4/6/2     (Item 2 from file: 154) 
08889522   97124614 
  An  analysis  of  perioperative  surgical  mortality and morbidity in the 
asymptomatic    carotid    atherosclerosis   study.   ACAS   Investigators. 
Asymptomatic Carotid Artheriosclerosis Study. 
 
4/6/3     (Item 3 from file: 154) 
08607141   96260029 
  Anticoagulation: risks and benefits in atrial fibrillation. 
 
4/6/4     (Item 4 from file: 154) 
08825920   96430980 
  Anticoagulation   for   atrial  fibrillation:  epidemiology  informing  a 

difficult clinical decision.

 

IDENTIFY DUPLICATES

Abbreviation:

ID

Command Format:

ID
ID Sn
ID Sn FROM <file number>,<file number>, etc.

The IDENTIFY DUPLICATES command can be used in single or multiple files to create a sorted set of records in which duplicates are grouped together. The ID command allows you to easily identify duplicate citations, while still retaining all of the records retrieved by your search. Unlike REMOVE DUPLICATES (RD), which automatically eliminates duplicate records from a set, the ID command does not remove records from your search results.

ID entered without a set number defaults to the last set created.

The ID command creates a set of records that have been approximately sorted by title. There are occasional variations to strict alphabetical order because duplicate detection takes into consideration alternate spellings, minor variations in titles, and leading articles, such as "the" and "a."

By displaying the ID set, you can decide which records to TYPE, DISPLAY, or PRINT. The SET FILES command can be used to change the order in which records are sorted in an ID set.

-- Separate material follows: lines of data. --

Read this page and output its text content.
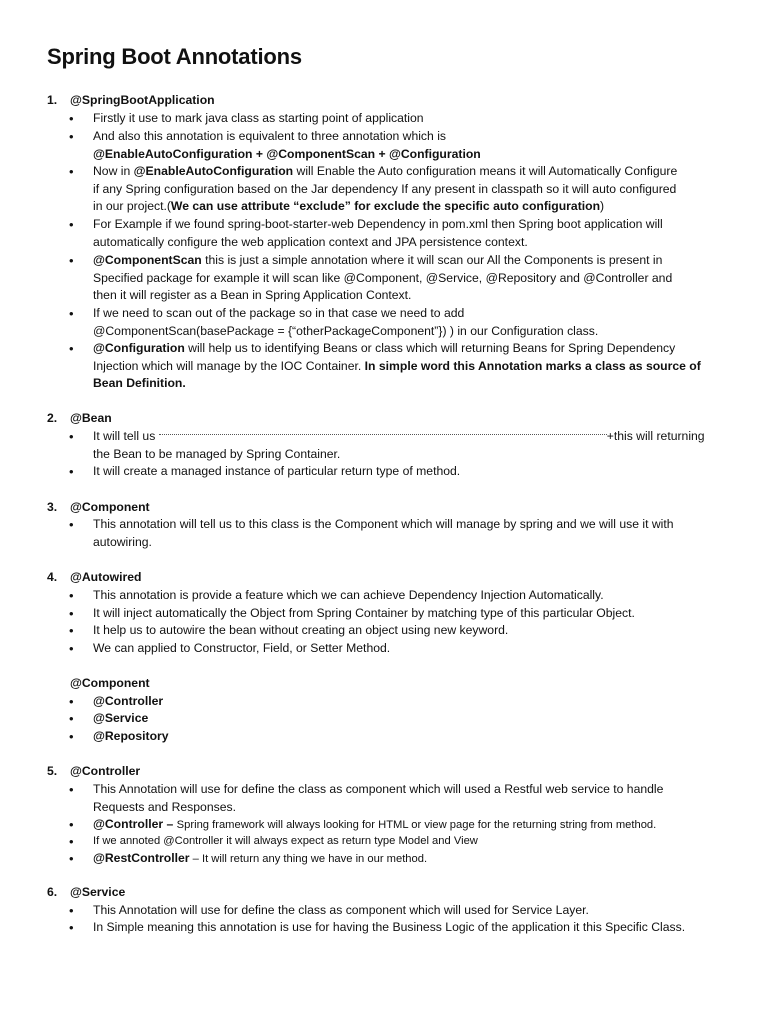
Spring Boot Annotations
1. @SpringBootApplication
• Firstly it use to mark java class as starting point of application
• And also this annotation is equivalent to three annotation which is
@EnableAutoConfiguration + @ComponentScan + @Configuration
• Now in @EnableAutoConfiguration will Enable the Auto configuration means it will Automatically Configure
if any Spring configuration based on the Jar dependency If any present in classpath so it will auto configured
in our project.(We can use attribute “exclude” for exclude the specific auto configuration)
• For Example if we found spring-boot-starter-web Dependency in pom.xml then Spring boot application will
automatically configure the web application context and JPA persistence context.
• @ComponentScan this is just a simple annotation where it will scan our All the Components is present in
Specified package for example it will scan like @Component, @Service, @Repository and @Controller and
then it will register as a Bean in Spring Application Context.
• If we need to scan out of the package so in that case we need to add
@ComponentScan(basePackage = {“otherPackageComponent”}) ) in our Configuration class.
• @Configuration will help us to identifying Beans or class which will returning Beans for Spring Dependency
Injection which will manage by the IOC Container. In simple word this Annotation marks a class as source of
Bean Definition.
2. @Bean
• It will tell us	+this will returning
the Bean to be managed by Spring Container.
• It will create a managed instance of particular return type of method.
3. @Component
• This annotation will tell us to this class is the Component which will manage by spring and we will use it with
autowiring.
4. @Autowired
• This annotation is provide a feature which we can achieve Dependency Injection Automatically.
• It will inject automatically the Object from Spring Container by matching type of this particular Object.
• It help us to autowire the bean without creating an object using new keyword.
• We can applied to Constructor, Field, or Setter Method.
@Component
• @Controller
• @Service
• @Repository
5. @Controller
• This Annotation will use for define the class as component which will used a Restful web service to handle
Requests and Responses.
• @Controller – Spring framework will always looking for HTML or view page for the returning string from method.
•	If we annoted @Controller it will always expect as return type Model and View
• @RestController – It will return any thing we have in our method.
6. @Service
• This Annotation will use for define the class as component which will used for Service Layer.
• In Simple meaning this annotation is use for having the Business Logic of the application it this Specific Class.
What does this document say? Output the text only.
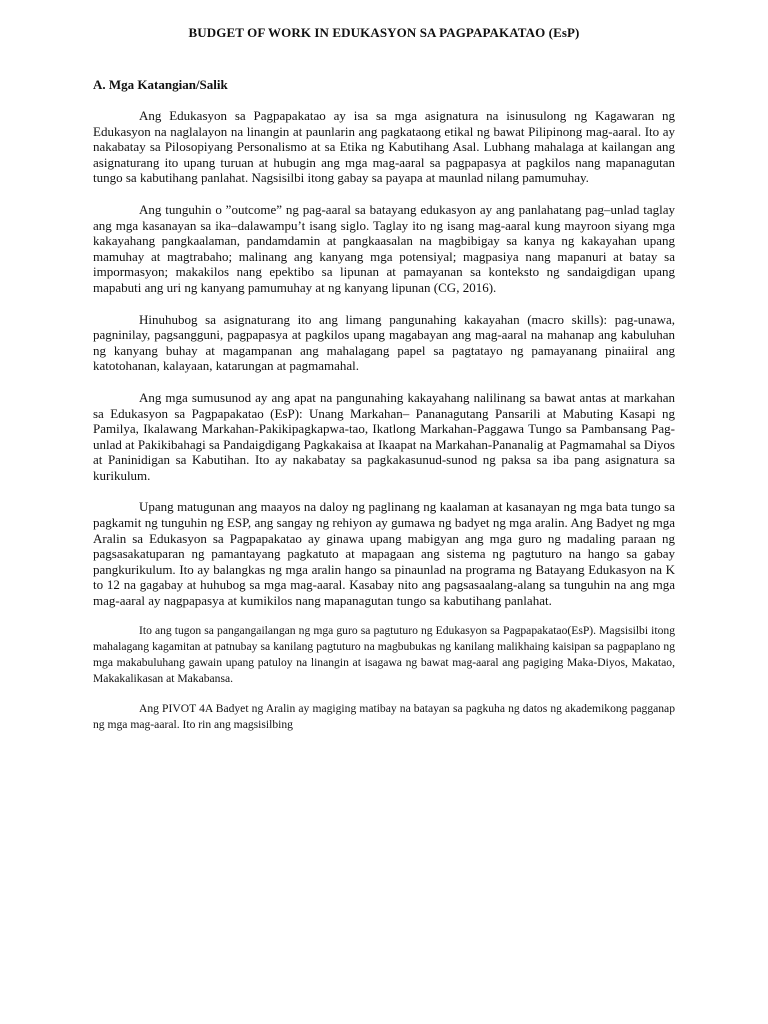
BUDGET OF WORK IN EDUKASYON SA PAGPAPAKATAO (EsP)
A. Mga Katangian/Salik

Ang Edukasyon sa Pagpapakatao ay isa sa mga asignatura na isinusulong ng Kagawaran ng Edukasyon na naglalayon na linangin at paunlarin ang pagkataong etikal ng bawat Pilipinong mag-aaral. Ito ay nakabatay sa Pilosopiyang Personalismo at sa Etika ng Kabutihang Asal. Lubhang mahalaga at kailangan ang asignaturang ito upang turuan at hubugin ang mga mag-aaral sa pagpapasya at pagkilos nang mapanagutan tungo sa kabutihang panlahat. Nagsisilbi itong gabay sa payapa at maunlad nilang pamumuhay.

Ang tunguhin o ”outcome” ng pag-aaral sa batayang edukasyon ay ang panlahatang pag–unlad taglay ang mga kasanayan sa ika–dalawampu’t isang siglo. Taglay ito ng isang mag-aaral kung mayroon siyang mga kakayahang pangkaalaman, pandamdamin at pangkaasalan na magbibigay sa kanya ng kakayahan upang mamuhay at magtrabaho; malinang ang kanyang mga potensiyal; magpasiya nang mapanuri at batay sa impormasyon; makakilos nang epektibo sa lipunan at pamayanan sa konteksto ng sandaigdigan upang mapabuti ang uri ng kanyang pamumuhay at ng kanyang lipunan (CG, 2016).

Hinuhubog sa asignaturang ito ang limang pangunahing kakayahan (macro skills): pag-unawa, pagninilay, pagsangguni, pagpapasya at pagkilos upang magabayan ang mag-aaral na mahanap ang kabuluhan ng kanyang buhay at magampanan ang mahalagang papel sa pagtatayo ng pamayanang pinaiiral ang katotohanan, kalayaan, katarungan at pagmamahal.

Ang mga sumusunod ay ang apat na pangunahing kakayahang nalilinang sa bawat antas at markahan sa Edukasyon sa Pagpapakatao (EsP): Unang Markahan– Pananagutang Pansarili at Mabuting Kasapi ng Pamilya, Ikalawang Markahan-Pakikipagkapwa-tao, Ikatlong Markahan-Paggawa Tungo sa Pambansang Pag-unlad at Pakikibahagi sa Pandaigdigang Pagkakaisa at Ikaapat na Markahan-Pananalig at Pagmamahal sa Diyos at Paninidigan sa Kabutihan. Ito ay nakabatay sa pagkakasunud-sunod ng paksa sa iba pang asignatura sa kurikulum.

Upang matugunan ang maayos na daloy ng paglinang ng kaalaman at kasanayan ng mga bata tungo sa pagkamit ng tunguhin ng ESP, ang sangay ng rehiyon ay gumawa ng badyet ng mga aralin. Ang Badyet ng mga Aralin sa Edukasyon sa Pagpapakatao ay ginawa upang mabigyan ang mga guro ng madaling paraan ng pagsasakatuparan ng pamantayang pagkatuto at mapagaan ang sistema ng pagtuturo na hango sa gabay pangkurikulum. Ito ay balangkas ng mga aralin hango sa pinaunlad na programa ng Batayang Edukasyon na K to 12 na gagabay at huhubog sa mga mag-aaral. Kasabay nito ang pagsasaalang-alang sa tunguhin na ang mga mag-aaral ay nagpapasya at kumikilos nang mapanagutan tungo sa kabutihang panlahat.

Ito ang tugon sa pangangailangan ng mga guro sa pagtuturo ng Edukasyon sa Pagpapakatao(EsP). Magsisilbi itong mahalagang kagamitan at patnubay sa kanilang pagtuturo na magbubukas ng kanilang malikhaing kaisipan sa pagpaplano ng mga makabuluhang gawain upang patuloy na linangin at isagawa ng bawat mag-aaral ang pagiging Maka-Diyos, Makatao, Makakalikasan at Makabansa.

Ang PIVOT 4A Badyet ng Aralin ay magiging matibay na batayan sa pagkuha ng datos ng akademikong pagganap ng mga mag-aaral. Ito rin ang magsisilbing
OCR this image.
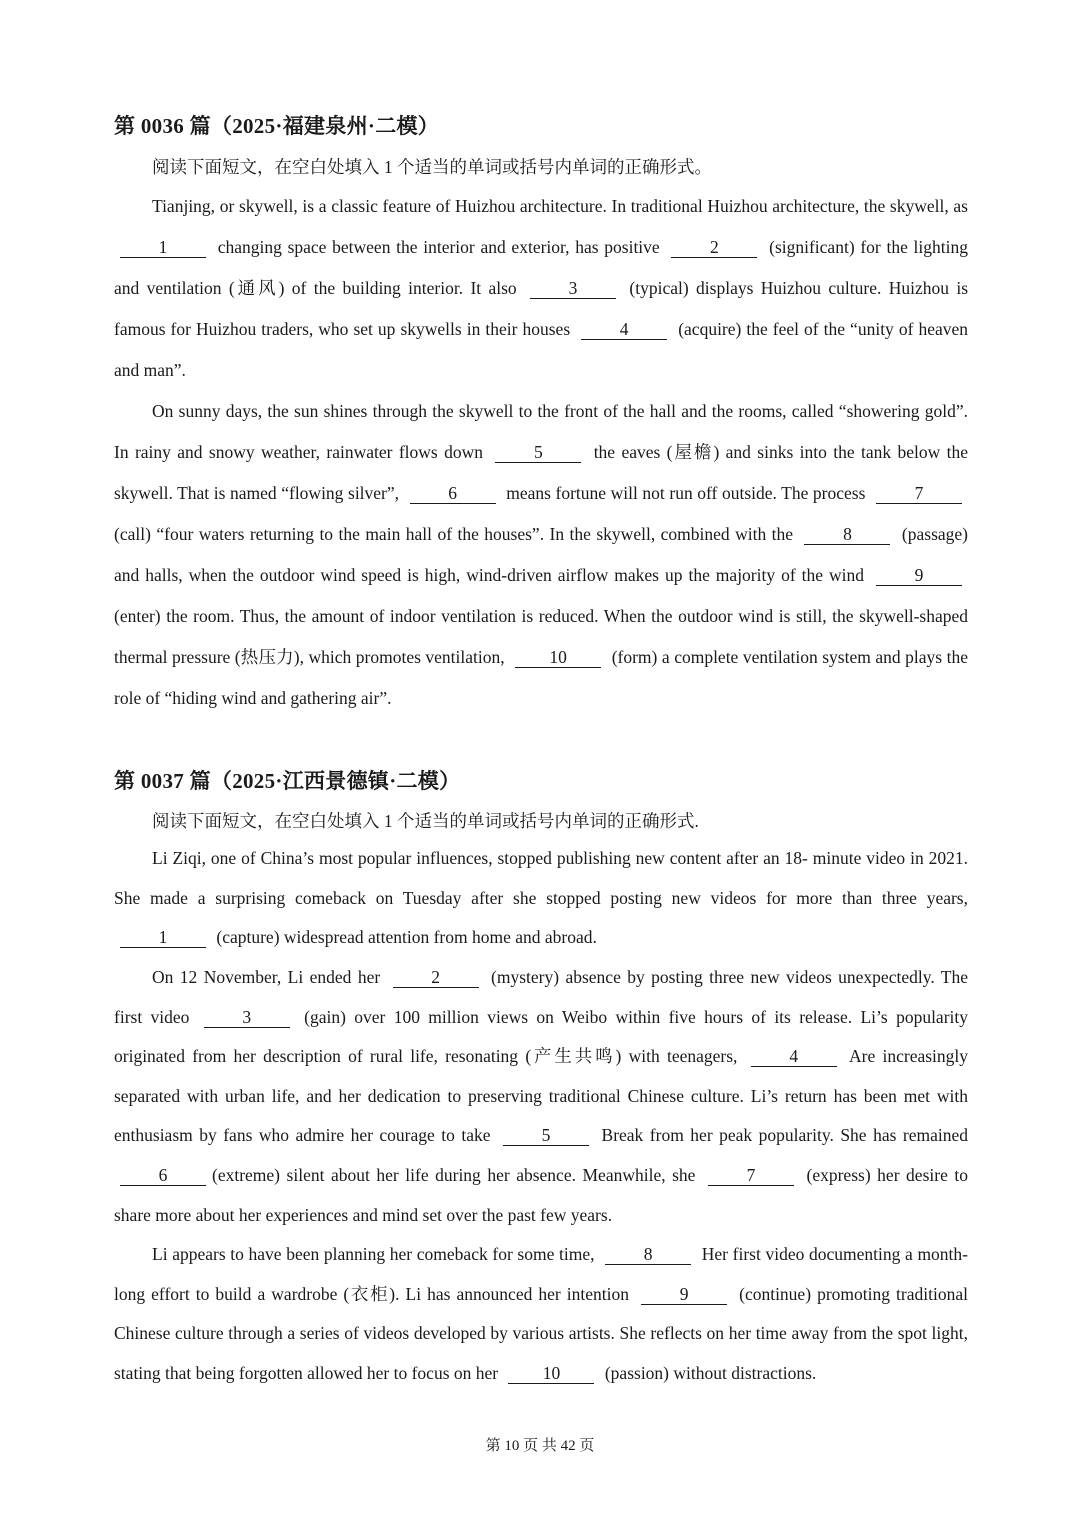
第 0036 篇（2025·福建泉州·二模）
阅读下面短文，在空白处填入 1 个适当的单词或括号内单词的正确形式。

Tianjing, or skywell, is a classic feature of Huizhou architecture. In traditional Huizhou architecture, the skywell, as 1	changing space between the interior and exterior, has positive	2	(significant) for the lighting and ventilation (通风) of the building interior. It also	3	(typical) displays Huizhou culture. Huizhou is famous for Huizhou traders, who set up skywells in their houses	4	(acquire) the feel of the “unity of heaven and man”.

On sunny days, the sun shines through the skywell to the front of the hall and the rooms, called “showering gold”. In rainy and snowy weather, rainwater flows down	5	the eaves (屋檐) and sinks into the tank below the skywell. That is named “flowing silver”,	6	means fortune will not run off outside. The process	7 (call) “four waters returning to the main hall of the houses”. In the skywell, combined with the	8	(passage) and halls, when the outdoor wind speed is high, wind-driven airflow makes up the majority of the wind	9 (enter) the room. Thus, the amount of indoor ventilation is reduced. When the outdoor wind is still, the skywell-shaped thermal pressure (热压力), which promotes ventilation, 10 (form) a complete ventilation system and plays the role of “hiding wind and gathering air”.

第 0037 篇（2025·江西景德镇·二模）
阅读下面短文，在空白处填入 1 个适当的单词或括号内单词的正确形式.

Li Ziqi, one of China’s most popular influences, stopped publishing new content after an 18- minute video in 2021. She made a surprising comeback on Tuesday after she stopped posting new videos for more than three years, 1	(capture) widespread attention from home and abroad.

On 12 November, Li ended her	2	(mystery) absence by posting three new videos unexpectedly. The first video	3	(gain) over 100 million views on Weibo within five hours of its release. Li’s popularity originated from her description of rural life, resonating (产生共鸣) with teenagers,	4	Are increasingly separated with urban life, and her dedication to preserving traditional Chinese culture. Li’s return has been met with enthusiasm by fans who admire her courage to take	5	Break from her peak popularity. She has remained 6	(extreme) silent about her life during her absence. Meanwhile, she	7	(express) her desire to share more about her experiences and mind set over the past few years.

Li appears to have been planning her comeback for some time,	8	Her first video documenting a month-long effort to build a wardrobe (衣柜). Li has announced her intention	9	(continue) promoting traditional Chinese culture through a series of videos developed by various artists. She reflects on her time away from the spot light, stating that being forgotten allowed her to focus on her 10 (passion) without distractions.

第 10 页 共 42 页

You can also use the ID command on a set that has had the duplicates removed; this will sort the set alphabetically by title.

If you typically post-process your search results (e.g., format them into customized bibliographies with word-processing software), you can use the ID command to gather duplicate records and then combine them later into a single record that contains the best feature from each record, such as various editions of a book.

You can also use the ID command with the FROM option to group duplicates FROM particular files (e.g., ID S3 FROM 6,8).

Note: If you apply the ID command to a search that includes one or more files that do not offer duplicate detection, a system message will notify you of that fact. Dialog will then process the remaining files that do offer duplicate detection. Records from unsupported files will be retained in the ID set, but will be sorted to the bottom of the set. A list of files not offering duplicate detection can be obtained online by entering HELP DUP.

• To IDENTIFY DUPLICATES while using OneSearch®:

?b 72,154
       07jun98 15:56:00 User306002 Session D679.3
 
SYSTEM:OS  - DIALOG OneSearch
  File  72:EMBASE  1985-1998/Jun W1
         (c) 1998 Elsevier Science B.V.
  File 154:MEDLINE(R)  1985-1998/Jul W4
         (c) format only 1998 Dialog Corporation
 
      Set  Items  Description
      ---  -----  -----------
?select aspirin and diabet?
           25274  ASPIRIN
          167271  DIABET?
      S1     758  ASPIRIN AND DIABET?
?s s1/1998
             758  S1
          186367  PY=1998
      S2      36  S1/1998
?id s2
...completed examining records
      S3      36  ID S2 (sorted in duplicate order)
?type s3/6/1-5
 
 3/6/1     (Item 1 from file: 72)
10717382   EMBASE No: 98143901
 Acute  coronary  syndromes  in  the  United  States and United Kingdom: A
comparison of approaches
 
 
 3/6/2     (Item 2 from file: 72)
10726687   EMBASE No: 98160346
 Acute  myocardial  infarction  in  Switzerland:  Results  from the PIMICS
myocardial infarction registry
  DER  AKUTE  MYOKARDINFARKT  IN  DER  SCHWEIZ:  RESULTATE  AUS DEM PIMICS-
HERZINFARKT-REGISTER
 
 
 3/6/3     (Item 3 from file: 72)
10679857   EMBASE No: 98115246
 Anticoagulation   to  prevent  stroke  in  atrial  fibrillation  and  its
implications for managed care
 
 
 3/6/4     (Item 4 from file: 154)
09465755   98184483
 Anticoagulation   to  prevent  stroke  in  atrial  fibrillation  and  its
implications for managed care.
 
 
 3/6/5     (Item 5 from file: 154)
09493275   98227654
 Antioxidants  diminish  developmental  damage induced by high glucose and
cyclooxygenase inhibitors in rat embryos in vitro.